A few things worth noting. Task must be in allowedTools or subagents never get spawned. Never include Task in a subagent's own tools, because subagents can't spawn their own subagents. And Claude decides when to parallelise - you're defining the capability, not the scheduling.

The context isolation is what makes this genuinely useful. Each subagent gets its own context window, so the security reviewer's deep read of the auth code doesn't pollute the performance reviewer's analysis, and you're not managing three concurrent conversation threads yourself. The subagents run, return their findings, and the parent stitches it together. I've been doing this kind of thing manually before when building with Claude Code hooks and the difference in how much glue code you need to write is significant.

Session persistence

Every query() call without a resume parameter starts a fresh session with no memory of anything before it.
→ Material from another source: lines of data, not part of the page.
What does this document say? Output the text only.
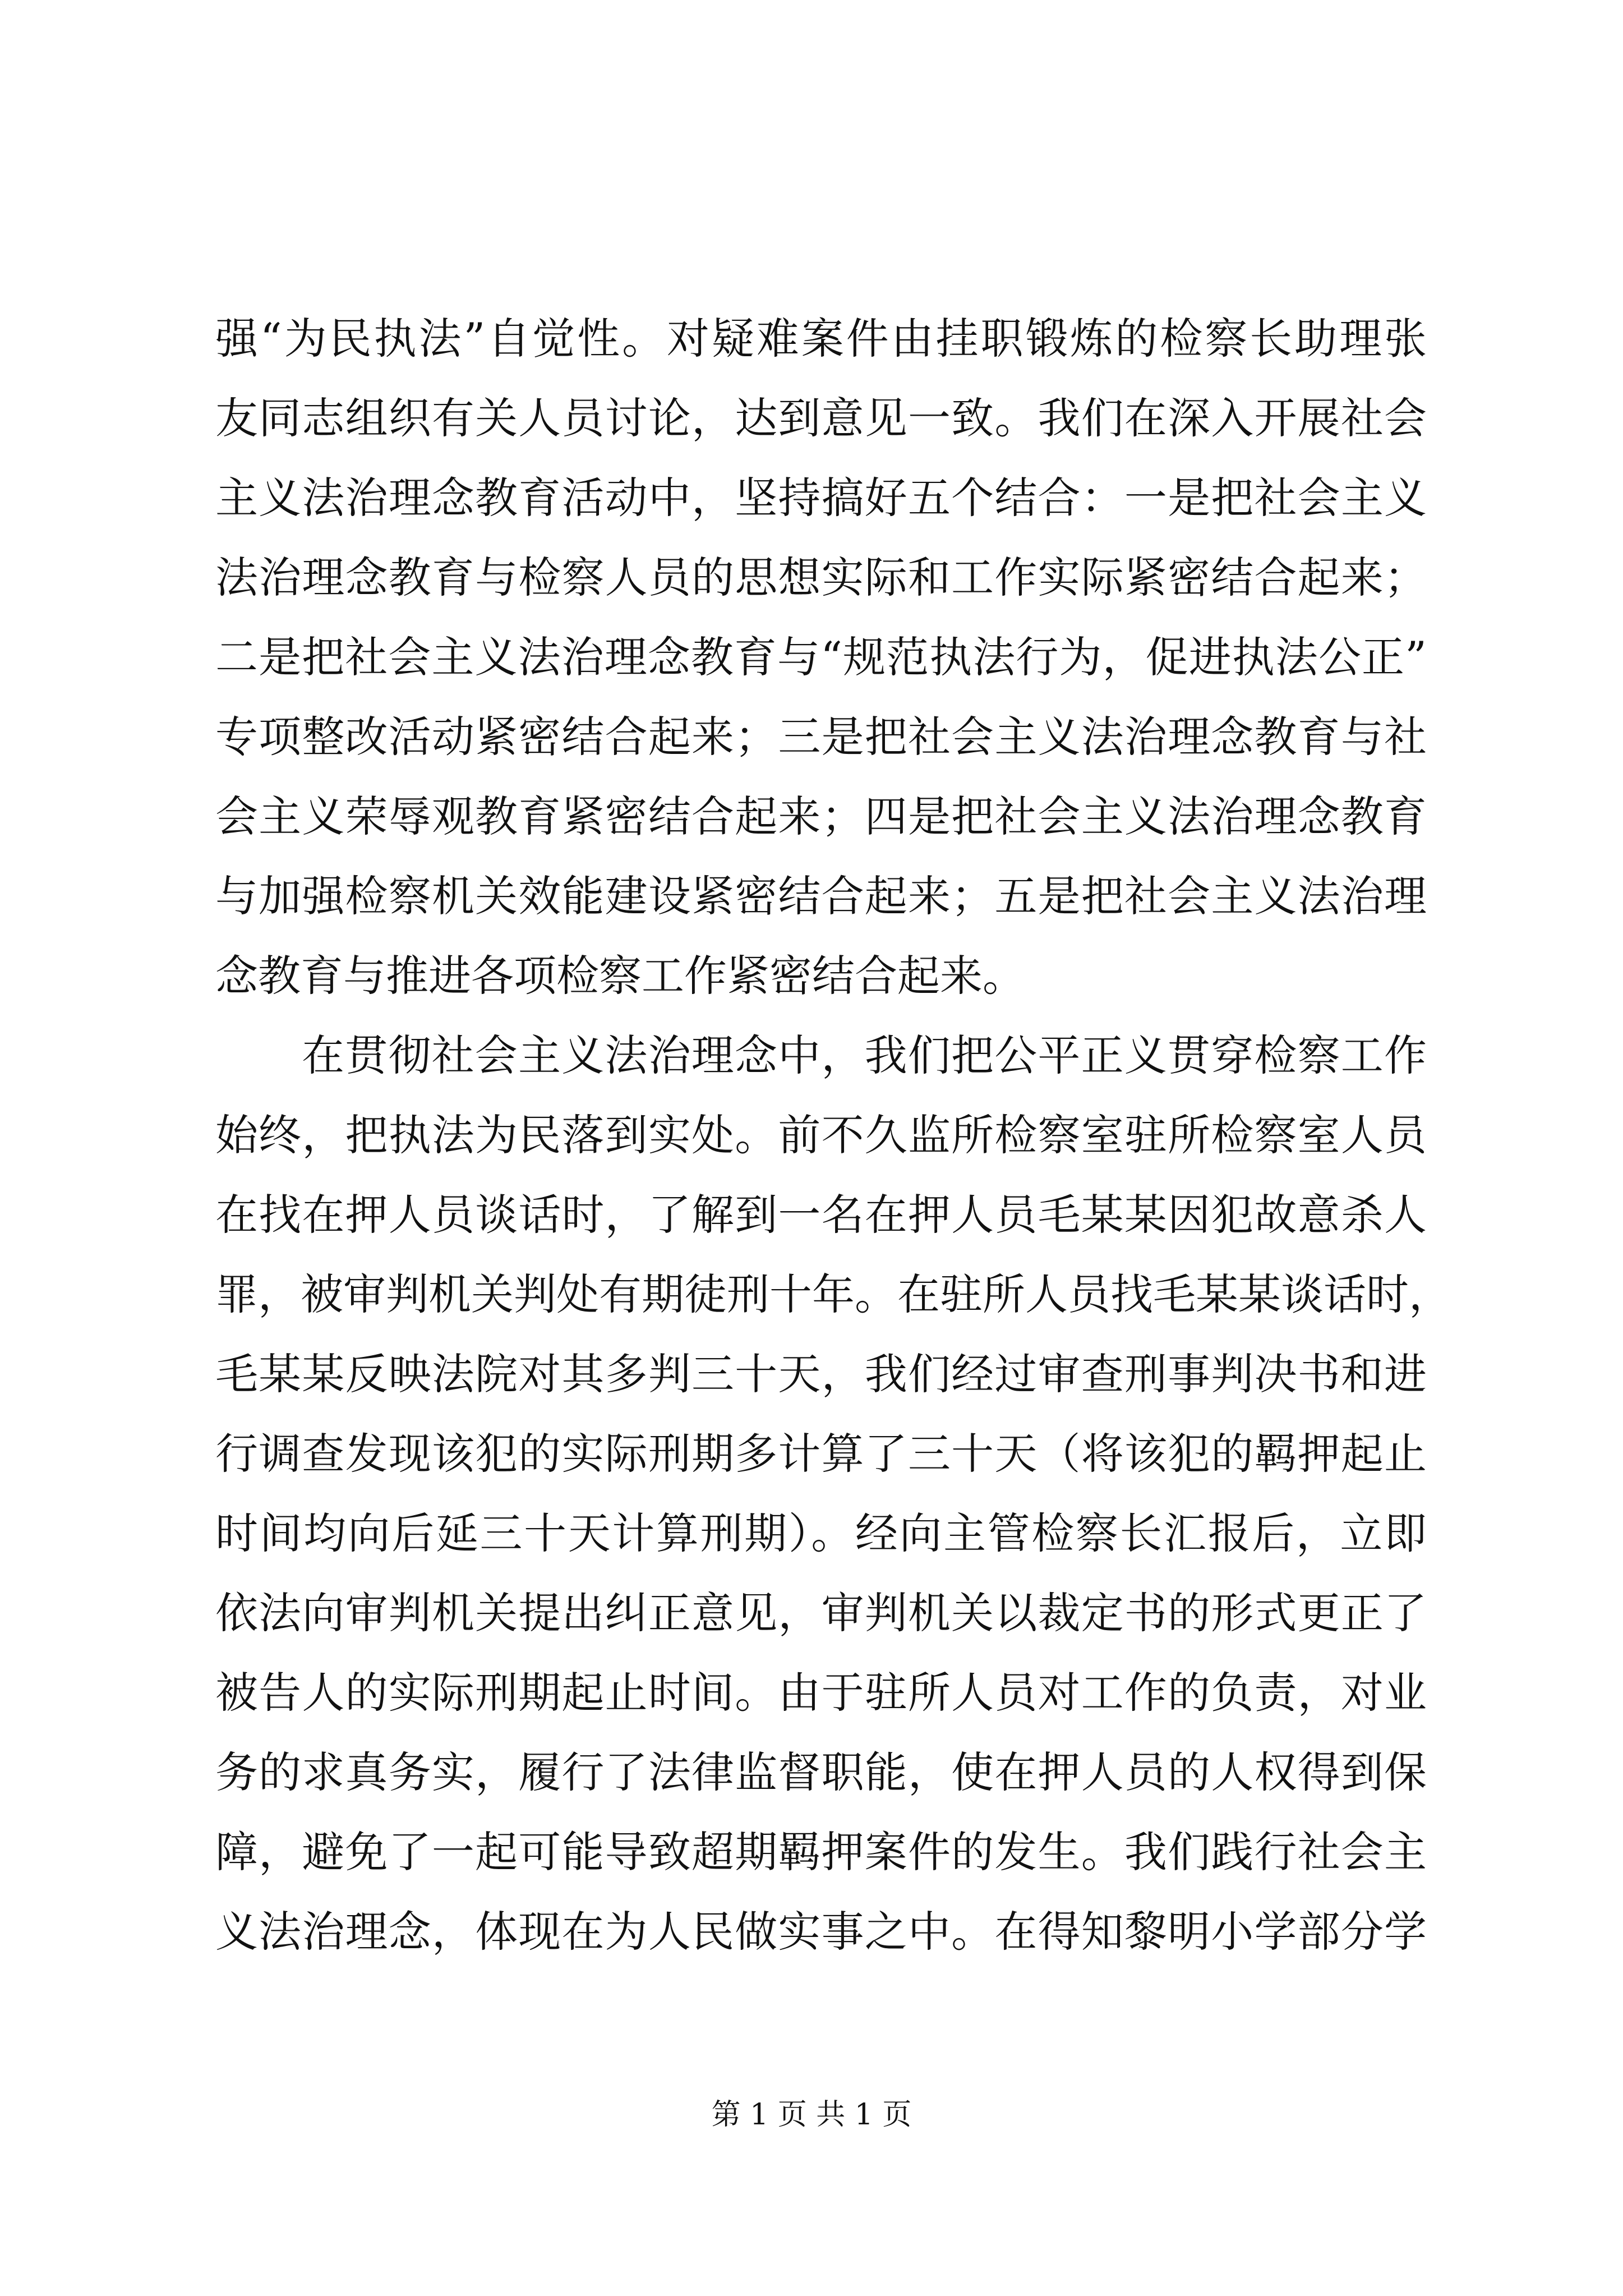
强“为民执法”自觉性。对疑难案件由挂职锻炼的检察长助理张
友同志组织有关人员讨论，达到意见一致。我们在深入开展社会
主义法治理念教育活动中，坚持搞好五个结合：一是把社会主义
法治理念教育与检察人员的思想实际和工作实际紧密结合起来；
二是把社会主义法治理念教育与“规范执法行为，促进执法公正”
专项整改活动紧密结合起来；三是把社会主义法治理念教育与社
会主义荣辱观教育紧密结合起来；四是把社会主义法治理念教育
与加强检察机关效能建设紧密结合起来；五是把社会主义法治理
念教育与推进各项检察工作紧密结合起来。
在贯彻社会主义法治理念中，我们把公平正义贯穿检察工作
始终，把执法为民落到实处。前不久监所检察室驻所检察室人员
在找在押人员谈话时，了解到一名在押人员毛某某因犯故意杀人
罪，被审判机关判处有期徒刑十年。在驻所人员找毛某某谈话时，
毛某某反映法院对其多判三十天，我们经过审查刑事判决书和进
行调查发现该犯的实际刑期多计算了三十天（将该犯的羁押起止
时间均向后延三十天计算刑期）。经向主管检察长汇报后，立即
依法向审判机关提出纠正意见，审判机关以裁定书的形式更正了
被告人的实际刑期起止时间。由于驻所人员对工作的负责，对业
务的求真务实，履行了法律监督职能，使在押人员的人权得到保
障，避免了一起可能导致超期羁押案件的发生。我们践行社会主
义法治理念，体现在为人民做实事之中。在得知黎明小学部分学
第 1 页 共 1 页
Capture the session_id from the init message and pass it back on the next call, and you continue exactly where you left off.

let sessionId: string;

for await (const msg of query({
  prompt: "Analyse this codebase and identify the three highest-priority security issues.",
  options: { allowedTools: ["Read", "Glob", "Grep"] }
})) {
  if (msg.type === "system" && msg.subtype === "init") sessionId = msg.session_id;
  if (msg.type === "result") console.log(msg.result);
}

// Continue with write access once you're happy with what the analysis found
for await (const msg of query({
  prompt: "Now fix those three issues.",
  options: {
    resume: sessionId,
    allowedTools: ["Read", "Edit", "Write"],
    permissionMode: "acceptEdits",
  }
})) {
  if (msg.type === "result") console.log(msg.result);
}

The practical value is being able to separate the read phase from the write phase - run analysis with read-only tools, review the output, then continue with write permissions only if you're happy with what it found. You can also forkSession to branch from an existing session if you want to try different approaches without losing the analysis context.

The trade-offs

The trade-off is real and worth being upfront about. You're locked into Claude models - there's no swapping in a different provider. The SDK runs by spawning a Claude Code CLI process as a subprocess rather than being a pure API library, which adds some deployment complexity. And agentic sessions that do substantial work can get expensive quickly, which matters a lot if you're building this into any kind of automated pipeline. I wrote about tracking Claude Code costs earlier, and the max_budget_usd parameter on query() is worth using from the start rather than finding out the hard way.

The broader picture is that Anthropic is building a three-layer stack: MCP as the protocol for agent-tool communication, Agent Skills as portable capability packages, and the Claude Agent SDK as the runtime. The MCP work I've been following sits at that protocol layer, and the SDK has MCP support built in, so custom tools defined as MCP servers plug in cleanly through the same allowedTools pattern.

I'm still in the exploration phase with this, and the API is moving - there's already a V2 session-based interface alongside the generator pattern in 0.2.x. But the subagent model and session persistence are solid enough to build on, and they solve the specific problems I was running into cleanly enough that I'll be using this properly rather than rolling my own agent loop.